図8のステップS1で、制御装置48が起動すると、制御装置48は、次に図8のステップS2の試料濾過工程(サンプル濾過工程)に進む。ここで、制御装置48により、ペリスタポンプ74a及びペリスタポンプ26が作動される。ペリスタポンプ74aが作動されると、当該ペリスタポンプ74a内に外気が吸い込まれる。そして、当該外気が圧縮されて、図示しないフィルタを介して試料シリンジ72a内に供給される。これにより、試料シリンジ72a内が加圧されて、検出対象となる試料(サンプル)が試料注入針18aから検出槽20に押し出される。検出槽20には、実施例1と同様にフィルタ22が設けられており、押し出された試料は検出槽20に溜められる。また、フィルタ22の下部には排出口24が設けられており、フィルタ22を通過した試料は、排出口24からペリスタポンプ26によって、廃液回収部としての廃液槽28へ送液される。このとき、試料中に微生物が存在していた場合、フィルタ22に微生物が捕捉される。
検出槽20からの試料の排出が終了すると、制御装置48は次に図8のステップS3に進む。ここで、制御装置48は洗浄が必要である場合には、ステップS4に移行し、洗浄が不要である場合には制御装置48はステップS5に移行する。尚、濾過後の洗浄の有無は使用者が予め制御装置48に入力し、制御装置48はこの入力情報から濾過後の洗浄の有無を判定するものとしても良い。
ステップS3にて洗浄を行う場合には、制御装置48は、ステップS4に移行し、ペリスタポンプ74cを作動する。制御装置48により、ペリスタポンプ74c及びペリスタポンプ26が作動されると、当該ペリスタポンプ72cから圧縮ガスが図示しないフィルタを介して洗浄液シリンジ72c内に供給される。これにより、洗浄液シリンジ72c内が加圧されて、洗浄液(本実施例では水)が試料注入針18cから検出対象導入部としての検出槽20に押し出される。
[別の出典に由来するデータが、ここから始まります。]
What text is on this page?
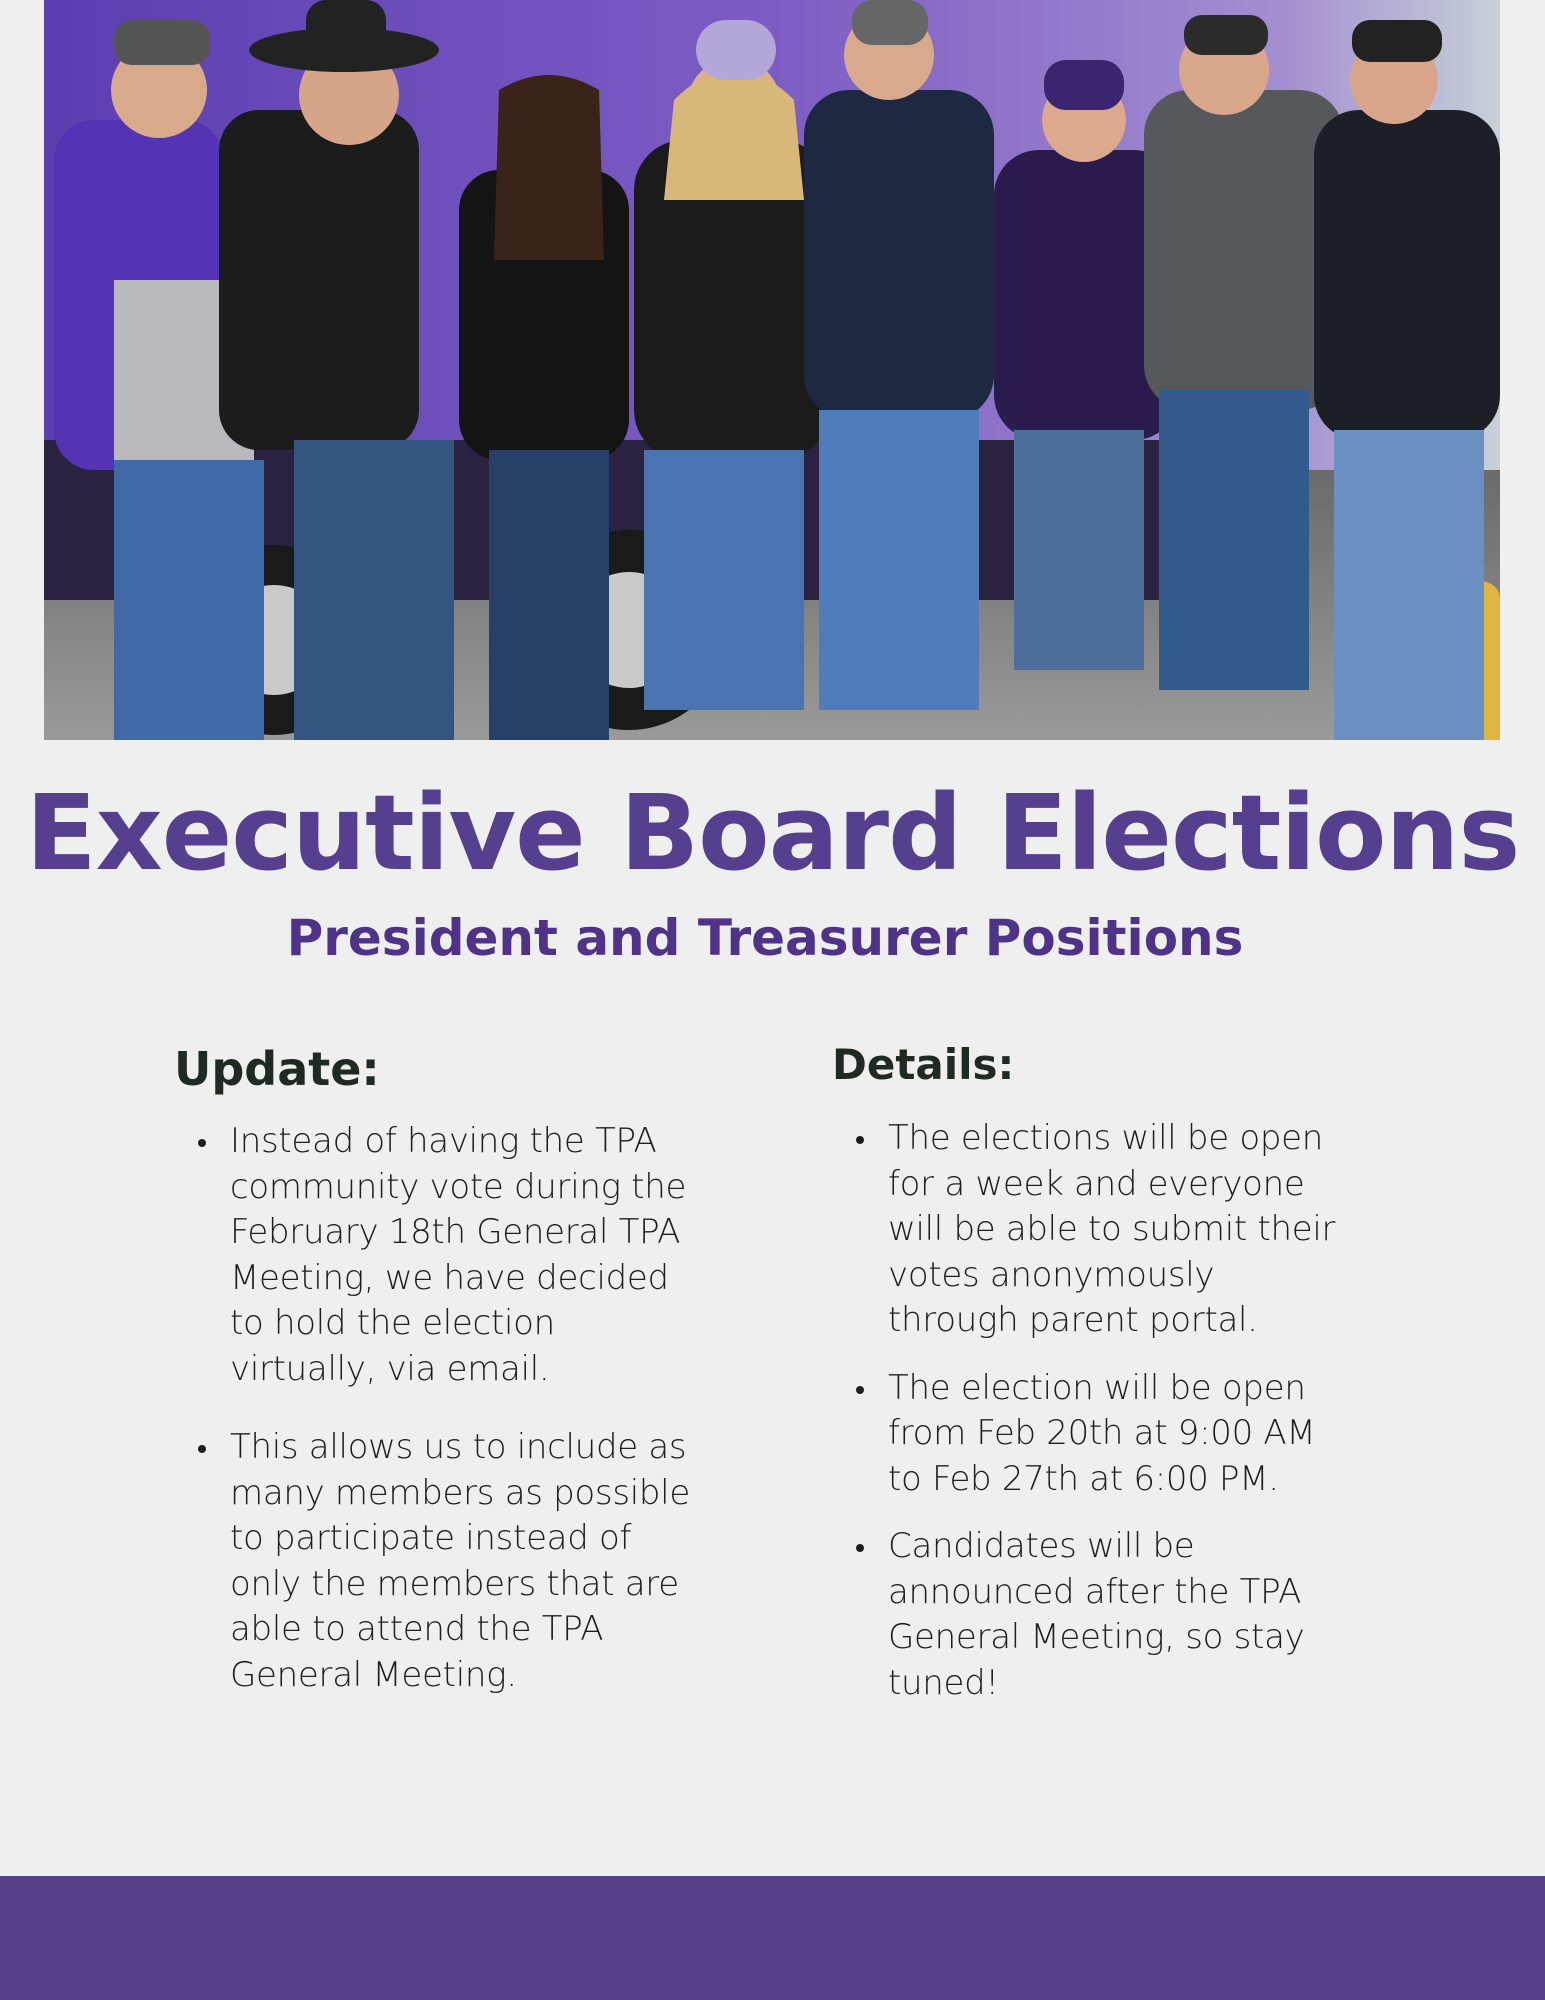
Executive Board Elections

President and Treasurer Positions

Update:
Instead of having the TPA community vote during the February 18th General TPA Meeting, we have decided to hold the election virtually, via email.
This allows us to include as many members as possible to participate instead of only the members that are able to attend the TPA General Meeting.
Details:
The elections will be open for a week and everyone will be able to submit their votes anonymously through parent portal.
The election will be open from Feb 20th at 9:00 AM to Feb 27th at 6:00 PM.
Candidates will be announced after the TPA General Meeting, so stay tuned!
洗浄液が送液されるルートは試料と同様に、洗浄液シリンジ72cから洗浄液注入針18cを通って検出槽20に押し出される。このとき、検出槽20に注入された洗浄液は検出槽20を洗浄し、試料と同じ排出口24から、廃液槽28へ排出される。
検出槽20から洗浄液の排出が終了すると、制御装置48は次に図8のステップS5の培養工程に進む。ステップS5において、制御装置48により、ペリスタポンプ74bが作動され、圧縮ガスが図示しないフィルタを介して培養液シリンジ72b内に供給される。これによって、培養液シリンジ72b内が加圧され、培養液(本実施例ではカザミノ酸)が培養液注入針18bを通って検出槽20に押し出される。このとき、検出槽20に注入された培養液の大半は、フィルタ22上に溜まる。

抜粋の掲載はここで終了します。